Kitapta yer alan ifadelere göre E.A., annesinin eski eşinin yıldızlaşan kariyeri karşısında büyük bir yetersizlik ve dışlanmışlık hissi yaşadığını belirtiyor. Özellikle 1984’te Splash (Deniz Kızı), 1986’da The Money Pit (Para Tuzağı) ve 1988’de Big (Büyük) gibi yapımlarla Tom Hanks’in hızlı yükselişi, Susan Dillingham’ın yaşamında bir kırılma noktası yaratmış.
“Annem, eski eşinin felakete yol açan şöhretini asla atlatamadı. Onun dünyadaki itibarı, kendisini ve sahne kariyerine devam etme şansını yok etti,”
diyen E.A., bu cümleleriyle annesinin yaşadığı psikolojik çöküşü çarpıcı bir dille gözler önüne seriyor.
“Felaket” Sözcüğü Boşuna Seçilmedi
Vanity Fair dergisine verdiği röportajda E.A., “felaket” kelimesini bilinçli olarak seçtiğini vurguladı. Annesinin hiç tanınmadan sahneden çekilmesinde, eski eşinin megastarlığının doğrudan etkili olduğunu savunan Hanks, Hollywood’un şöhret sisteminin insanları nasıl dışlayabildiğini örneklerle anlatıyor.
“Felaket sözcüğünü ben seçtim, annem değil. Çünkü bu büyüklükte bir şöhret, aslında bir sanatçıyı farklı kılan en önemli şeyleri – insanlığı ve yeteneği – görünmez kılıyor.”
Zor Bir Anne-Kız İlişkisi
Kitapta yalnızca annesinin kariyerine dair değil, aynı zamanda E.A. Hanks’in çocukluk dönemine dair oldukça kişisel ve hüzünlü anılar da yer alıyor. E.A., annesinin muhtemelen bipolar bozukluk yaşadığını, buna zaman zaman paranoya ve sanrılar eşlik ettiğini düşündüğünü yazıyor. Annesiyle geçirdiği çocukluk yıllarında ev ortamının giderek ihmalkârlaştığını belirten Hanks, bu durumun kardeşi Colin ile birlikte babalarıyla yaşamaya başlamalarına neden olduğunu ifade ediyor.

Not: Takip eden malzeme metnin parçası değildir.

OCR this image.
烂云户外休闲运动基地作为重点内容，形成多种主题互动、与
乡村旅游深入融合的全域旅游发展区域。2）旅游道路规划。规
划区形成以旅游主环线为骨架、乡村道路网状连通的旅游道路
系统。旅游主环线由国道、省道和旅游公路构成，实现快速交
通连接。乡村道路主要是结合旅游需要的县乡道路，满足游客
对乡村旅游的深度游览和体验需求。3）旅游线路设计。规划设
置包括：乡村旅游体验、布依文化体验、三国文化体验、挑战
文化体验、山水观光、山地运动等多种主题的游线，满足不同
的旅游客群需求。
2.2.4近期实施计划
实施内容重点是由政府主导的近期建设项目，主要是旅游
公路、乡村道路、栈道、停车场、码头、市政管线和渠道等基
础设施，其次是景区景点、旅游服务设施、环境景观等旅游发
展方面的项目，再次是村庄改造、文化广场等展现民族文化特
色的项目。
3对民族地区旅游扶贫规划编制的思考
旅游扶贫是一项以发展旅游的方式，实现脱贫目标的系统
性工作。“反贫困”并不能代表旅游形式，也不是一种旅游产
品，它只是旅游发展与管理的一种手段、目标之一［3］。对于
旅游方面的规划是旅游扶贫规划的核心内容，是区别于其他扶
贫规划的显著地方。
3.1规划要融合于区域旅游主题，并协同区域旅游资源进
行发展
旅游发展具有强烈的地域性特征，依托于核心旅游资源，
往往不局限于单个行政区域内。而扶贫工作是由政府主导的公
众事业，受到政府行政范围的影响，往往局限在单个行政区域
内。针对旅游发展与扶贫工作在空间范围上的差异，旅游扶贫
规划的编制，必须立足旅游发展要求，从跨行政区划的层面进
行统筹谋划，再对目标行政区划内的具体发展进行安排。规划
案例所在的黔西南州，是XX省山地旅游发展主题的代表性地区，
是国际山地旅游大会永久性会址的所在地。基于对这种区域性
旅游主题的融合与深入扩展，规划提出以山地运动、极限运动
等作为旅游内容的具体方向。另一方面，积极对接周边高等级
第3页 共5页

“Yıllar geçtikçe evde yürümek neredeyse imkânsız hale geldi. Arka bahçe köpek pisliğiyle doluydu, ev sürekli duman kokuyordu. Buzdolabı çoğu zaman boştu ya da bozulmuş yiyeceklerle doluydu. Annem, İncil okuyarak yatağında daha fazla vakit geçiriyordu.”
Travmalarla Şekillenen Bir Göç
E.A. Hanks, annesiyle yaşadığı zorlukların doruk noktasına ulaştığı anı da şu cümlelerle aktarıyor:
“Bir gece duygusal şiddet fiziksel şiddete dönüştü ve ben 7. sınıfın tam ortasında Los Angeles’a taşındım.”
Bu travmatik olaydan sonra Tom Hanks’in yanında yaşamaya başlayan E.A., annesini yıldan yıla daha az görebildiğini ve yalnızca hafta sonları ya da yaz tatillerinde bir araya geldiklerini belirtiyor.
Tom Hanks, Yeni Bir Hayata Başladı
Tom Hanks, Susan Dillingham’la 1978 yılında evlenmiş ve bu evlilik 1987’ye kadar sürmüştü. Ayrılığın ardından, 1988 yılında oyuncu Rita Wilson ile evlenen Hanks’in bu evlilikten Chet Hanks (1990) ve Truman Hanks (1995) adında iki oğlu daha oldu. Hanks, yıllar boyunca birçok kez örnek bir aile babası olarak anılsa da E.A. Hanks’in kitabı, geçmişte yaşanan zorluklara ışık tutuyor.